SAO PAULO : Du jaune, bleu, vert, violet... et un revolver: la police brésilienne a annoncé jeudi avoir récupéré les huit œuvres du peintre français Henri Matisse dérobées en décembre 2025 dans une bibliothèque de São Paulo.

Des images diffusées par la police montrent ces oeuvres aux couleurs très vives tirées de l'album "Jazz" de 1947, disposées sur un lit, à côté d'une arme à feu.

Ces compositions estimées à 200.000 dollars (plus de 173.000 euros), se trouvaient en possession d'un homme armé "qui les gardait pour le commanditaire du crime", a indiqué la police de l'Etat de São Paulo dans un communiqué envoyé à l'AFP.

La même source a précisé avoir récupéré dans une habitation du centre de São Bernardo do Campo, près de São Paulo, huit des 13 oeuvres volées début décembre dans une bibliothèque de la capitale brésilienne.

L'homme sur place a été arrêté et devra répondre des chefs d'accusation de recel et de détention illégale d'armes, a indiqué la police.

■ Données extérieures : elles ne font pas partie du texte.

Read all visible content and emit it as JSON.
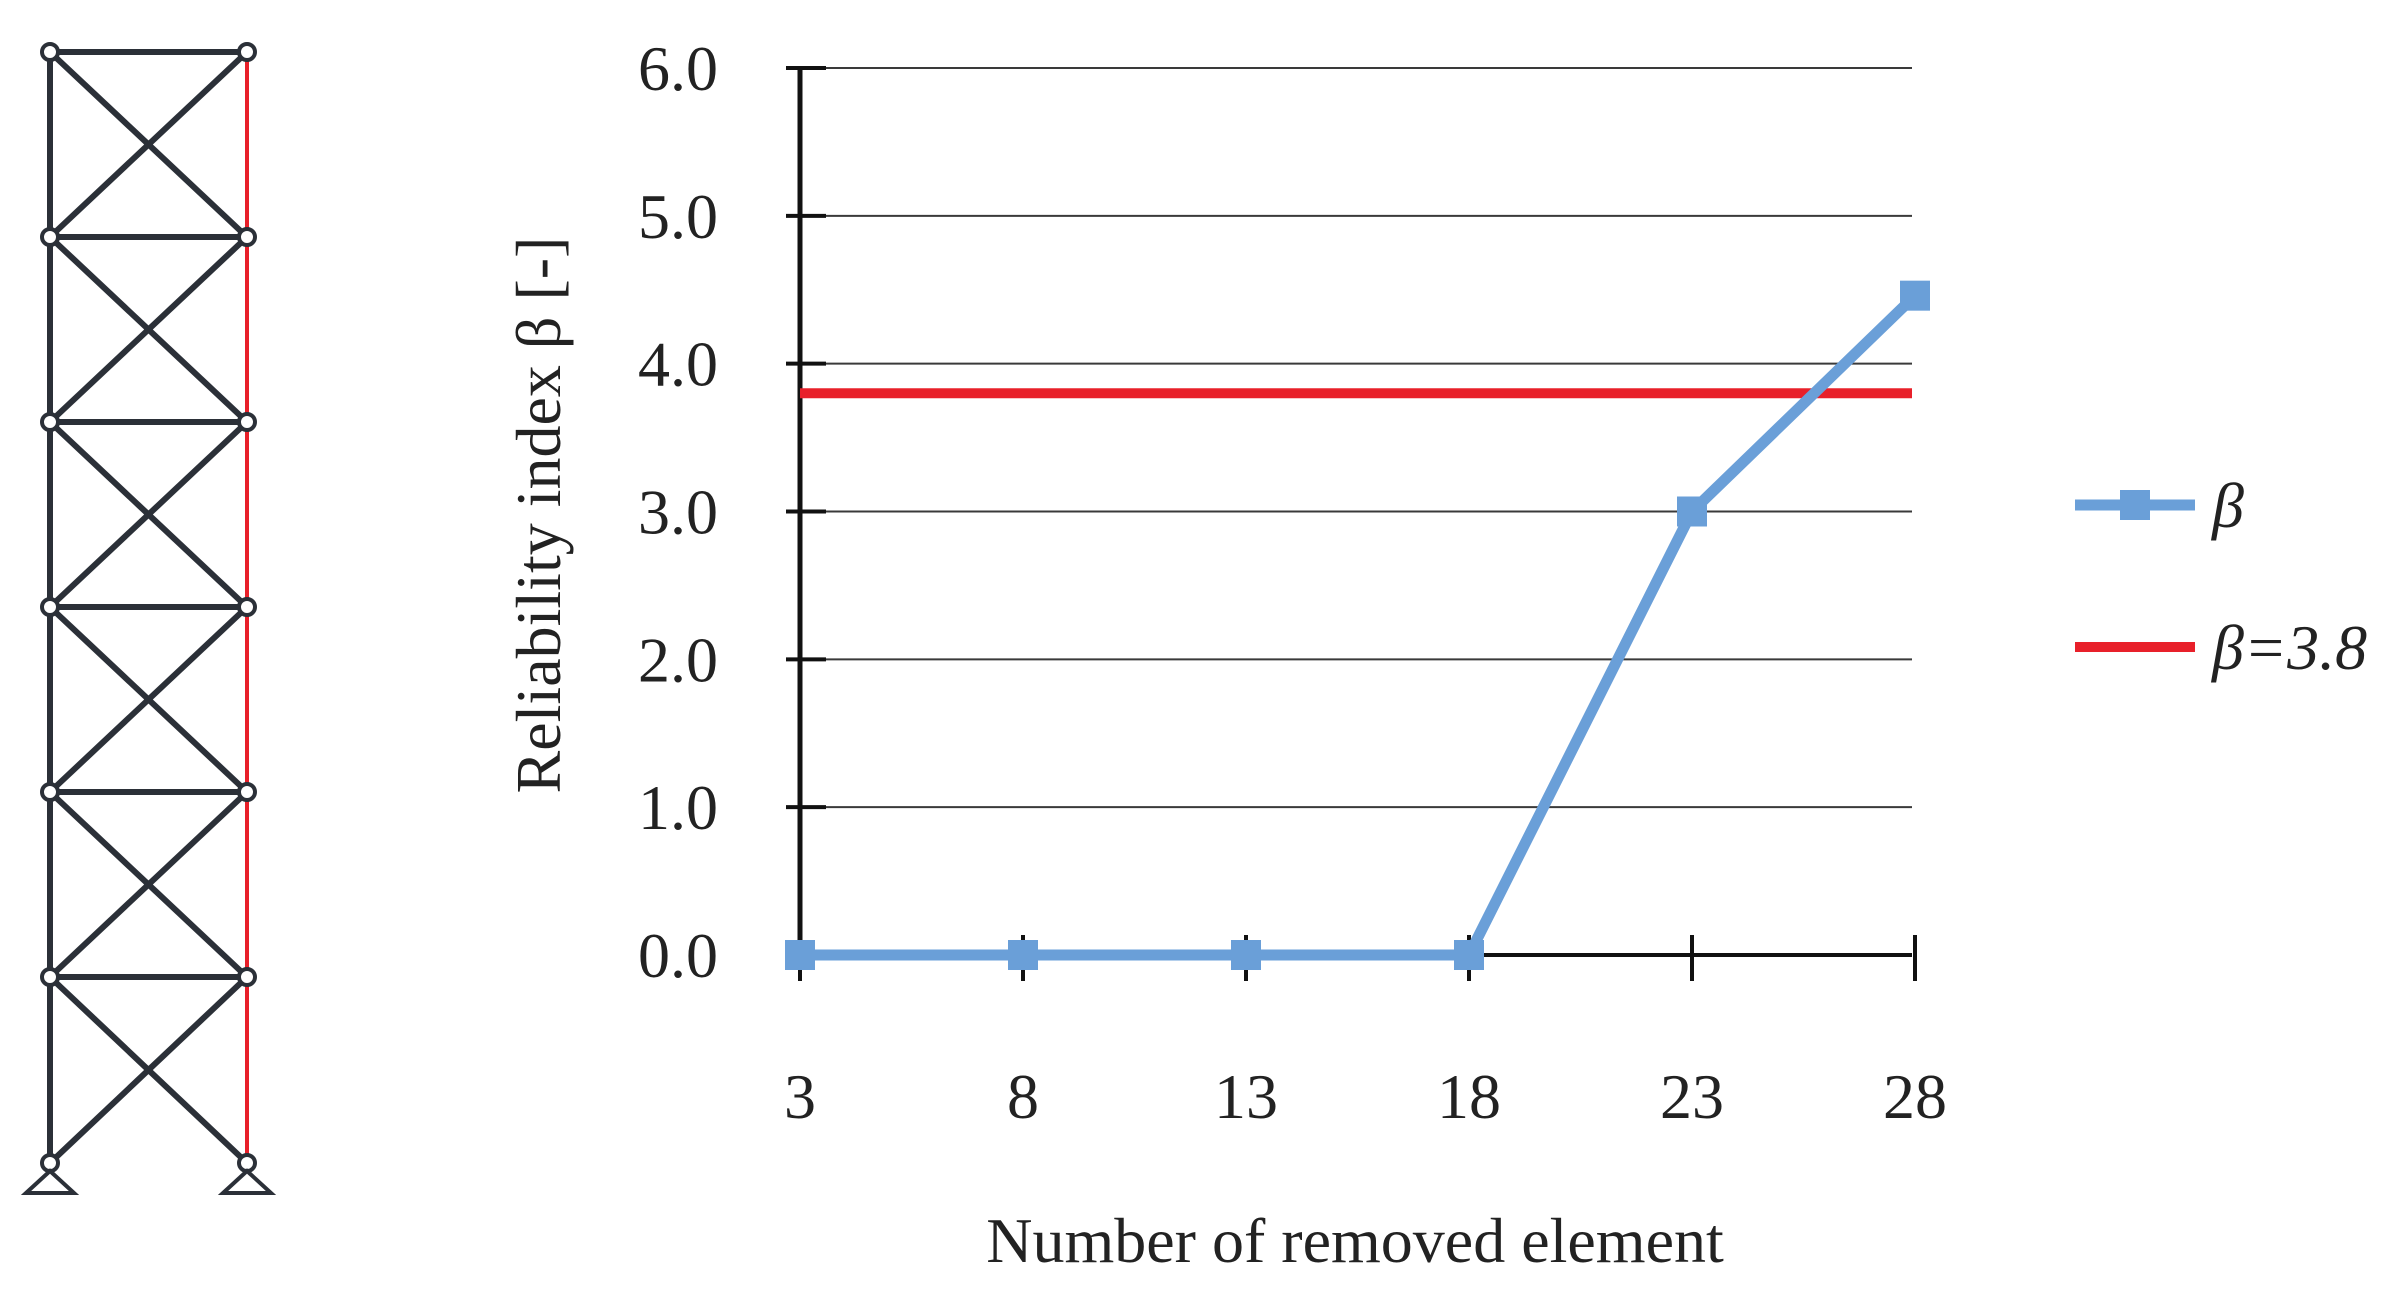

Le commanditaire, lui, avait déjà été arrêté en avril par les autorités de Rio de Janeiro, d'après la police de São Paulo, alors qu'il tentait de soudoyer le gardien d'un lieu public dans le but d'entreprendre un autre vol d'œuvres d'art.

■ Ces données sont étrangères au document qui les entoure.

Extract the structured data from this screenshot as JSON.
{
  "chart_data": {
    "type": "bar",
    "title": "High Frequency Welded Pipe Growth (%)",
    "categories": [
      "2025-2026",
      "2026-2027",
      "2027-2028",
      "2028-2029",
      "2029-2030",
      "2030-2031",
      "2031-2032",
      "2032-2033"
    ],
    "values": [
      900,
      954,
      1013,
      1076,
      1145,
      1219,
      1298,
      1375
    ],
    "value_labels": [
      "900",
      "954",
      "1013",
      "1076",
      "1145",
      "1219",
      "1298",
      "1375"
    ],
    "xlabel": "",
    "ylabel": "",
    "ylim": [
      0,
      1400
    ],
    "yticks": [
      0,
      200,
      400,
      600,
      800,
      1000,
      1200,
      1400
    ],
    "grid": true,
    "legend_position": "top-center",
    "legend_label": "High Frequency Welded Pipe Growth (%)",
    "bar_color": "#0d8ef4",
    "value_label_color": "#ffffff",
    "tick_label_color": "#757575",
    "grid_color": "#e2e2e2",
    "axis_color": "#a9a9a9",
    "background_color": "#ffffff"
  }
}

Une femme, faisant l'objet d'une enquête pour ce vol, est également détenue.

- Trois arrestations -

"Le groupe agissait de manière structurée, avec une planification préalable et une répartition des tâches pour le vol, la réception et l'introduction sur le marché noir de ce patrimoine culturel", a expliqué la police.

Le livre d'illustrations "Jazz" de Henri Matisse (1869-1954) a été publié en France en 1947. Il en existe 250 exemplaires signés, selon la maison d'enchères Christie's.

Le 7 décembre, deux hommes armés ont fait irruption dans la bibliothèque Mário de Andrade, au cœur de São Paulo, et dérobé plusieurs oeuvres qui y étaient exposées, après avoir maîtrisé une gardienne et un couple de personnes âgées.

Cinq oeuvres du peintre moderniste brésilien Candido Portinari (1903-1962) ont été volées en même temps que celles de Matisse, mais celles-ci n'ont pas été retrouvées. La police pense qu'elles ont peut-être déjà été vendues.

L'un de ces suspects avait été arrêté le lendemain du vol grâce au système de reconnaissance faciale de la ville.

En mai, dans le cadre de cette enquête, la police a également mené plusieurs opérations dans des "établissements liés au marché des ventes aux enchères et au commerce d'œuvres d'art" dans les municipalités de São Paulo, Rio de Janeiro, São Bernardo do Campo et Diadema.


Rentrée littéraire: cinq livres hors des sentiers battus

Photo d'illustration rentrée littéraire 2026. (AFP)
Photo d'illustration rentrée littéraire 2026. (AFP)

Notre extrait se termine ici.